Chapter 56
The detectives have been gone for hours, or perhaps minutes, perhaps days.
Kate still has not eaten and is sitting on the floor of the walk-in closet she and Ben used to share, legs bent and splayed to the side.
Ben’s dirty dress shirt is on her lap, and she is admittedly doing very poorly and probably, as the detectives suggested, should not be alone.
She lifts the shirt to her face and smells the collar, which holds the scent of Ben’s aftershave, then the body of the shirt, which smells like his deodorant and so faintly of his sweat, and she will hold this shirt forever.
She will sit here forever, pressing this shirt against her skin and inhaling, remembering what he looked like when he walked in the door on Friday evening wearing it.
“Hey,” she said to him, and he dropped his backpack onto the floor and said it back. Then they ordered Thai food for delivery and watched three episodes of their latest docuseries on Max. If Kate had known that was the last night she’d have with her husband, she would have done things differently.
There was the clichéd suggestion that a person should live every day as though it was her last. But such a suggestion ignores life’s necessary mundanities and unavoidable irritations.
It ignores the fact that sometimes, one’s husband will seem insufferable.
Their stilted Friday night together, their argument on Saturday afternoon—that was marriage.
And theirs was a good one, overall. Not without cracks, but something solid, something on which she could lean.
Not anymore. Ben is dead. All that remains are memories and things. And the fact that if Kate had agreed to go down to DC for dinner with their friends, like Ben had wanted, maybe he would still be here.
Kate hears something then, and fear slices through her and pools in her gut.
But it’s nothing being shattered, nor is it the sharp knocks of the detectives at her front door.
The sound is tinny, dull, metronomic—just her phone, vibrating, spinning itself dizzy on whatever surface she left it resting on.
She doesn’t know who’s calling, and she doesn’t care. There’s no one she wants to talk to.
After the police left her house, they didn’t climb into a sedan and drive away.
They walked along the sidewalk, toward the house to the right of Kate’s.
Later, she noticed them crossing the street.
She noticed other officers, uniformed, departing marked vehicles.
She assumes they’re still here, in her neighborhood.
She wonders whether they have interviewed Henry yet—the strange man across the street.
She thinks of the way he so often appeared when she was leaving for a walk.
On Friday, he was there when she returned, with an icy drink in his hand.
She could tell that he thought it was a kind gesture.
And that he was so oblivious to how frightening it was, how it made him seem like a hunter, a watcher, makes her wonder if he’s not just a strange young man who loves to read, who still lives with his parents, who may not have a job, who never did tell her whether he does.
He may be something far more dangerous. Something she should have raised with the police.
She’ll do it. Next time they come, she’ll tell them about him. She should have told them last night, his unsettling and persistent approach so proximate to Ben’s death, but she isn’t thinking clearly.
Nor has she told them about her manuscript. Her manuscript about a wife who murders her husband.
But Troy wasn’t stabbed. And it’s fiction.
She wants to scream this at no one. At the same time, she doesn’t want to think about her manuscript ever again.
Despite everything, she feels a tiny cooling sense of relief, understanding that now she will scrap it.
She will never finish that book. How could she, after what’s happened?
It has betrayed her, her book. Her own words.

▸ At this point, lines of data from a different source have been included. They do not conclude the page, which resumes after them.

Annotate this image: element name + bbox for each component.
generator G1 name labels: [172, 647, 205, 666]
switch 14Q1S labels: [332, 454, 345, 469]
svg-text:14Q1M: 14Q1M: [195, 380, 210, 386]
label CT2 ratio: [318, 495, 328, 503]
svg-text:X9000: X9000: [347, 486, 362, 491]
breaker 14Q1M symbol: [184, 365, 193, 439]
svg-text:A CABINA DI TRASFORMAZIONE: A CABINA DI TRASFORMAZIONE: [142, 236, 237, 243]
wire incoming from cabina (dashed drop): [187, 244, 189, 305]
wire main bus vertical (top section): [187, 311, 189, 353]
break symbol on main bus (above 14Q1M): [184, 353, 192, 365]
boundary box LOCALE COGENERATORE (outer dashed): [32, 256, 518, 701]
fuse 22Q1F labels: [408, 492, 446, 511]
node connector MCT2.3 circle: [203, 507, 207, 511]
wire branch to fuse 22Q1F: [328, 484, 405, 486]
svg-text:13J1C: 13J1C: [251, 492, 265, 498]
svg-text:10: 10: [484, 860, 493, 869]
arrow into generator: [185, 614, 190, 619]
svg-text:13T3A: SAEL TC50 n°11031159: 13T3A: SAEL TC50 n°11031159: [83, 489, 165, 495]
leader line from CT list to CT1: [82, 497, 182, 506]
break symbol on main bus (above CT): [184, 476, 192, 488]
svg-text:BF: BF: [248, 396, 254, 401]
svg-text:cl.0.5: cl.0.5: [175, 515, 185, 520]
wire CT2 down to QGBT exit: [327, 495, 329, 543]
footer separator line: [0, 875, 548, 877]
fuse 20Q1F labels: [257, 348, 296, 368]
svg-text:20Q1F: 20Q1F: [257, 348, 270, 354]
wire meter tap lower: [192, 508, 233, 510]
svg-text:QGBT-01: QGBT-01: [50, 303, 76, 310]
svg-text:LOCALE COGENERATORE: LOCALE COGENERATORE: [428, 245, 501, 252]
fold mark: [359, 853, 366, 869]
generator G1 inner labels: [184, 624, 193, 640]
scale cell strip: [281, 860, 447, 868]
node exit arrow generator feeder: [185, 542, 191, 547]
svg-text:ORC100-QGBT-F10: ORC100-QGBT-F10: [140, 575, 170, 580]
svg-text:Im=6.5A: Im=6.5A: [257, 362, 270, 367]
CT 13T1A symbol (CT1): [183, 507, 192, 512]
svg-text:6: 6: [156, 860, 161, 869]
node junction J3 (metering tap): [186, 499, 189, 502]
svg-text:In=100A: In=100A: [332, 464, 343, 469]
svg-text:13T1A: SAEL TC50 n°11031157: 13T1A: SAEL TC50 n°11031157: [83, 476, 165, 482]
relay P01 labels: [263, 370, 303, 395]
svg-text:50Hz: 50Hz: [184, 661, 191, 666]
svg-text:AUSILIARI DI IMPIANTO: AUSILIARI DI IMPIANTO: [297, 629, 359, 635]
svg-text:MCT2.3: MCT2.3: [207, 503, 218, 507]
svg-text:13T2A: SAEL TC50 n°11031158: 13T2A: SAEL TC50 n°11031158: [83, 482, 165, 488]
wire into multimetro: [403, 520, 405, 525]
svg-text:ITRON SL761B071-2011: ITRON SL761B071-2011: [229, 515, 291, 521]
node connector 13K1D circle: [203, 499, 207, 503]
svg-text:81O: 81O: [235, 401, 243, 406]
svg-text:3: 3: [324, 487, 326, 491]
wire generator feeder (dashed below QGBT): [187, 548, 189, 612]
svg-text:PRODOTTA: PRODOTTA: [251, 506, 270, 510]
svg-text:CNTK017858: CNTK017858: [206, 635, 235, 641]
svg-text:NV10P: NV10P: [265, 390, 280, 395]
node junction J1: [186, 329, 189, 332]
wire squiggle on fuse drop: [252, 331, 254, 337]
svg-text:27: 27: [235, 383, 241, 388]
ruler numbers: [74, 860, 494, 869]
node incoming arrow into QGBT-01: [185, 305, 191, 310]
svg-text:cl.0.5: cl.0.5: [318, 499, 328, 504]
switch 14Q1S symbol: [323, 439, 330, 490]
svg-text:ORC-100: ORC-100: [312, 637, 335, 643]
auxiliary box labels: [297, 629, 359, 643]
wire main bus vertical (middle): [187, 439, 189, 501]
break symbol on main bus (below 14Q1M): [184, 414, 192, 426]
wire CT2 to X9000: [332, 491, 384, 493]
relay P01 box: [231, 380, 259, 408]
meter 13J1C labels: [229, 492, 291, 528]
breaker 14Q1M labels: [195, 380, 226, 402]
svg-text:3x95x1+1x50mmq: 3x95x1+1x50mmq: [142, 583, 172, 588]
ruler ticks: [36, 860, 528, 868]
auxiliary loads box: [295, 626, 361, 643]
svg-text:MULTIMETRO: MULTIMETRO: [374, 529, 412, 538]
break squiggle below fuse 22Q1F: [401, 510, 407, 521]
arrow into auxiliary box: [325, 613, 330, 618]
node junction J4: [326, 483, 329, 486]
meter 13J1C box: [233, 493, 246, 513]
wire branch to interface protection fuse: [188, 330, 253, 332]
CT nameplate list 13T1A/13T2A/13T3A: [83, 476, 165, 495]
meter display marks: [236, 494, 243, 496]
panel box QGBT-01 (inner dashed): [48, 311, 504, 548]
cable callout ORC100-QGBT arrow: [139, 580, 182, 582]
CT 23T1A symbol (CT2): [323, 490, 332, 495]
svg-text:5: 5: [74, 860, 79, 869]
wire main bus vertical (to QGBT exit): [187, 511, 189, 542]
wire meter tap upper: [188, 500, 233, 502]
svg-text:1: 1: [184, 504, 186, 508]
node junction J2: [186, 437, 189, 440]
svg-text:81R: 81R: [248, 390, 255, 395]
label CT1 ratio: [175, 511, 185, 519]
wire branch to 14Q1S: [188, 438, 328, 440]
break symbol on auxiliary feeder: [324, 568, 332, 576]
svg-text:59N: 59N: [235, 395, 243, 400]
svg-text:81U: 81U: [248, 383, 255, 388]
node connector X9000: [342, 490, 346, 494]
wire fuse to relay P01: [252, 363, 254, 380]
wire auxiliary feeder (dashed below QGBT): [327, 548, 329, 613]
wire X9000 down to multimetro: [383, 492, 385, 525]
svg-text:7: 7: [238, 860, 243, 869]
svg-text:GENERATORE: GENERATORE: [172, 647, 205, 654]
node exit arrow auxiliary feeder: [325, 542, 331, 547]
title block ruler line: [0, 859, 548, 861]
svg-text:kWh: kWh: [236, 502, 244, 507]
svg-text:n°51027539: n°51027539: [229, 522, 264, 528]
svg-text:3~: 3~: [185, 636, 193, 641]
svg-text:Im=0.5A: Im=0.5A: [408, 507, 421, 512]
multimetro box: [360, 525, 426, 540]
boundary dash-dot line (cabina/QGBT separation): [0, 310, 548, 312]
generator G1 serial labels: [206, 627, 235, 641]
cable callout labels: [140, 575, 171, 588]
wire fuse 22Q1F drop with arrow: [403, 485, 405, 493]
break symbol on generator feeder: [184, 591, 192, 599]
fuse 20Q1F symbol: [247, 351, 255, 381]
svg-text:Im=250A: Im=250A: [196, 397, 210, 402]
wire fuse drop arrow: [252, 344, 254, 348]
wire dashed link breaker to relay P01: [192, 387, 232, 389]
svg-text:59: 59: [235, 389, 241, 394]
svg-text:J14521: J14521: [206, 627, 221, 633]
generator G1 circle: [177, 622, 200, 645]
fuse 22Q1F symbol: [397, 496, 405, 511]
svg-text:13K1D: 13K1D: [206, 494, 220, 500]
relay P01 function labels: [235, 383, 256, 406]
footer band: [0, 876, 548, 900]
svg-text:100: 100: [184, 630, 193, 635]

It was supposed to be fiction. Now look what she’s done.
Kate likes it in the closet. It’s windowless and mostly dark, light off, only a faint glow trickling in from the windows in the bathroom. Not too much, because the sky outside is still gray, rain still falling. Kate can hear it pelting the skylight in her bathroom.
She decides to put on Ben’s shirt. It’s silky against her bare forearms. She lowers herself down to the hard floor, grabbing a sweater, hers, that had fallen from a shelf, to tuck beneath her head.
She buries her feet into a sweatshirt, Ben’s, then curls her knees into her chest. She closes her eyes, and although she knows that she should be scared and alert and prepared, she feels safe.
Safer than she has since the moment she discovered Ben on their patio, the seeping wounds in his chest. She doesn’t know that after the detectives left, she failed to lock her front door.
She doesn’t know that, on Monday morning, this is how Henry will find her.